Theme VIII: governance and leadership

During a discussion among experts in the field, they explored ways to provide the most efficient and effective executive structure, including appropriate financial resources, dividing tasks and responsibilities, and having strong organisational leadership to manage the programme. They suggested that a multidisciplinary structure of experts from different fields in medical sciences, supported by an academic structure, can be effective.

To fully comprehend how organizations are structured and function, it is important to understand their components and their interrelationships.

The success of an organization relies on the interaction and interdependence between its subsystems, as well as the synergy created by these interactions.

The conceptual model of HPPP for Persian twins by integrating extracted themes

Experts recommended setting up the HPPP cohort as a suitable solution for monitoring the twin health with low government visit costs. The conceptual model presented in figure 1 illustrates the characteristics of the desired programme based on the input-process-output (IPO) model which is commonly used in health studies to present a comprehensive process and causal model of the programme.^36–39 Our model combines experts’ opinions and themes extracted from FGDs. The IPO model is commonly used in health studies to present a more comprehensive process and causal model of the programme.^36–38 It explains the features, structure, prerequisites and infrastructure of such systems.

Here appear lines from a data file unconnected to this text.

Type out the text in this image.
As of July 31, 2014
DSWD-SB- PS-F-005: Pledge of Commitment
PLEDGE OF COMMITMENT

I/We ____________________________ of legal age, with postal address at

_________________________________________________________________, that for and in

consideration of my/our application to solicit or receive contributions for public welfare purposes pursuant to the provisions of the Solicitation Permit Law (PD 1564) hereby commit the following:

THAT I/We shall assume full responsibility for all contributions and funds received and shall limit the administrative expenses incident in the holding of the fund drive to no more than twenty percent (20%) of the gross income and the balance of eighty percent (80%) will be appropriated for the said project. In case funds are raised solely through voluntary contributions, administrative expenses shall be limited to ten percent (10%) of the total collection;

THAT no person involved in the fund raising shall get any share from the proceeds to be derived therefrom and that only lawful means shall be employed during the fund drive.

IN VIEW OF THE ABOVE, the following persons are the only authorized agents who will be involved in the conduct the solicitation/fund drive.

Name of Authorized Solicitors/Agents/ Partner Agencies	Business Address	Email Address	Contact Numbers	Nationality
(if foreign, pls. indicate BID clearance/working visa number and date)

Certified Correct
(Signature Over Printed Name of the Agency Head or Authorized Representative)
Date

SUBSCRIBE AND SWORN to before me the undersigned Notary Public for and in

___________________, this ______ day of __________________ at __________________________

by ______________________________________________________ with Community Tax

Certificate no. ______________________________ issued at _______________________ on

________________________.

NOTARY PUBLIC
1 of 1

Our proposed framework is planned based on a concept that describes the inter-professional nature of our programme. The framework was designed using the themes derived from FGDs, the empirical literature on factors and measures of interprofessional collaboration in HPPP and previous experiences. The HPPP programme incorporates all the main aspects of the IPO model, including inputs, structure, process, outcome and impacts. It also shows how prevention and health promotion strategies are integrated into our framework for different situations.

The conceptual model of the twin health prevention and promotion programme.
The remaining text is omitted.